Federal Resources minister accuses NDP leader of dividing country
OVER RECKLESS STATEMENTS ABOUT ALBERTA'S OILSANDS
THE CANADIAN PRESS
NDP Leader Thomas Mulcair is pitting one part of the country against the other by making reckless statements about Alberta's oil sands, federal Natural Resources Minister Joe Oliver said Monday during a meeting of federal and provincial energy ministers.
"There are naysayers like Thomas Mulcair's NDP who believe you shouldn't develop our resources to their potential," Oliver told a news conference in Charlottetown.
"Thomas Mulcair says that to help one sector of the economy, you must hurt another sector and kill jobs."
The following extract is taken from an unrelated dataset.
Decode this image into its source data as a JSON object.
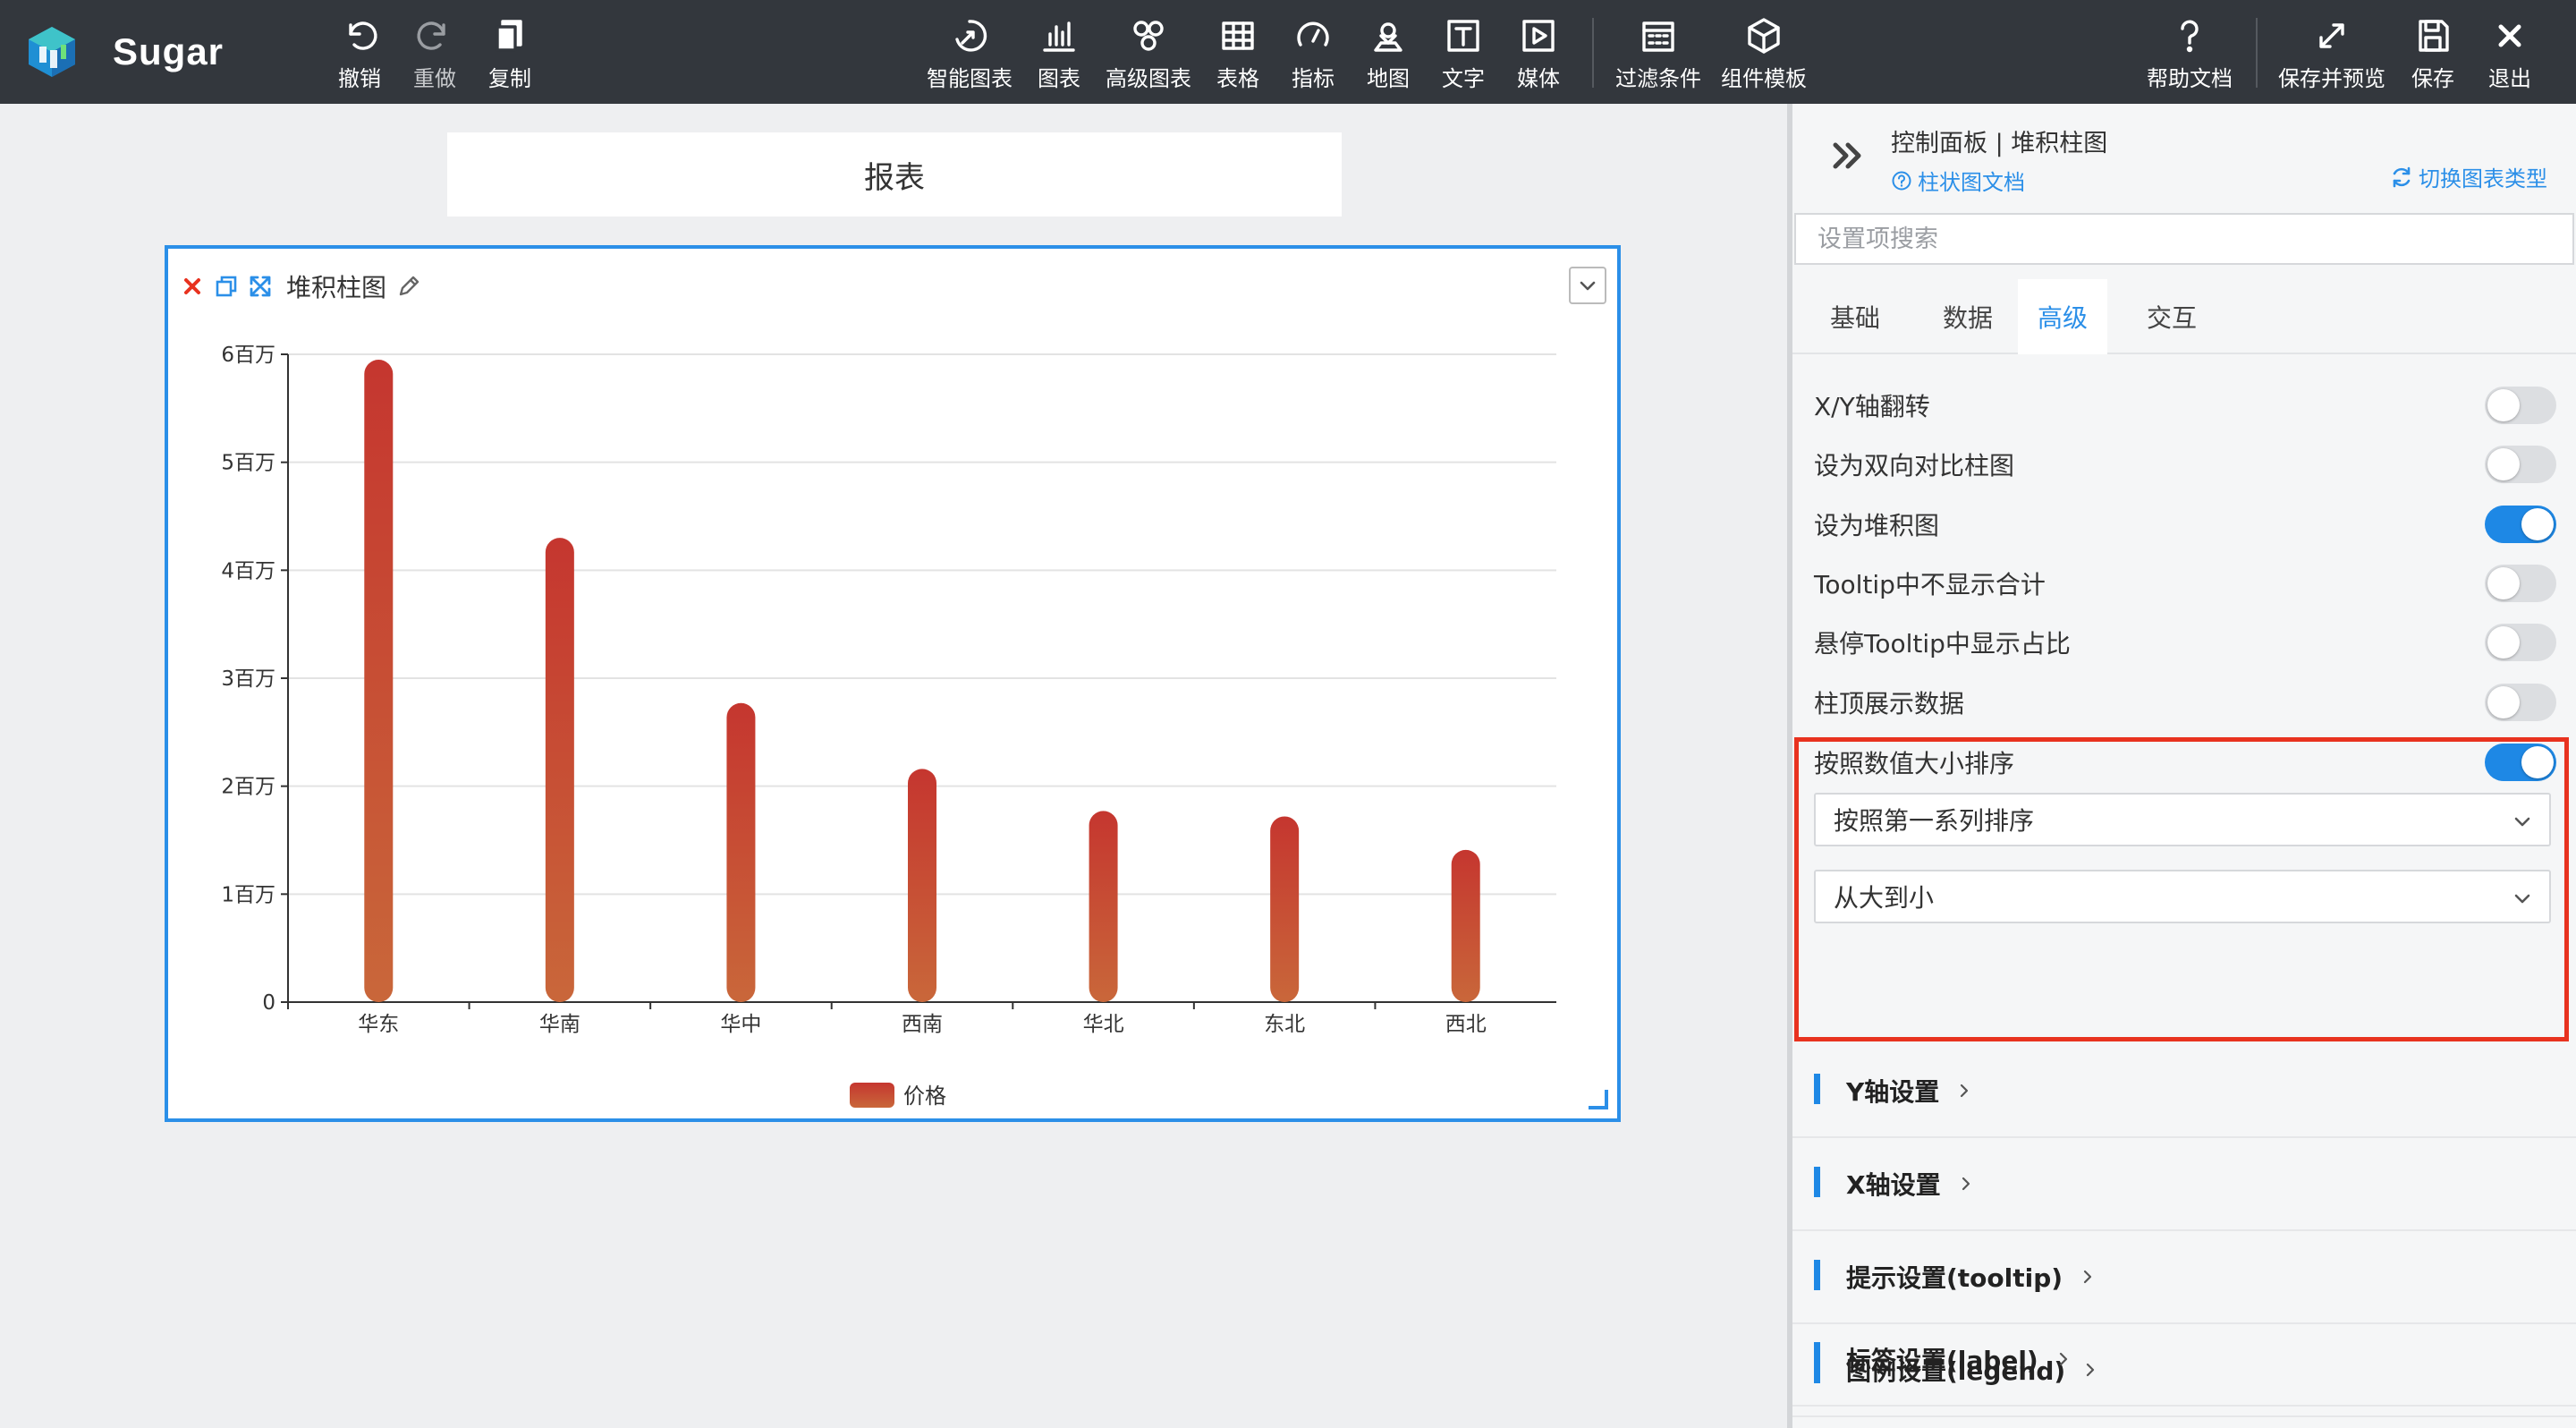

The minister was referring to comments Mulcair made earlier this year which suggested the booming Alberta oil sands have artificially boosted the value of the dollar, hurting the manufacturing sector in Ontario and elsewhere.
"He and the NDP wish to pit one part of the country against another," Oliver said in a statement after day one of a two-day meeting.
"What Thomas Mulcair proposes is reckless and would harm our economy, strand our resources and squander our legacy."
Mulcair has said it would be "senseless" to stop development of the oil sands and he's accused the Conservative government of misrepresenting his views.
Peter Julian, the NDP's natural resources critic, said the Conservative government is resorting to extreme tactics because its members have become alarmed by the party's recent slide in the opinion polls.
"It was a pretty over-the-top statement," said Julian, who was attending the meeting in Charlottetown.
"It reflects a kind of desperate reaction on behalf of the Harper government."
Julian said the polls suggest Canadians are losing confidence in Prime Minister Stephen Harper.
However, he said the Tories are responding by ramping up the rhetoric rather than taking a more reasonable approach to politics. "Those kind of extreme statements don't help bolster the credibility of the Harper government," he said.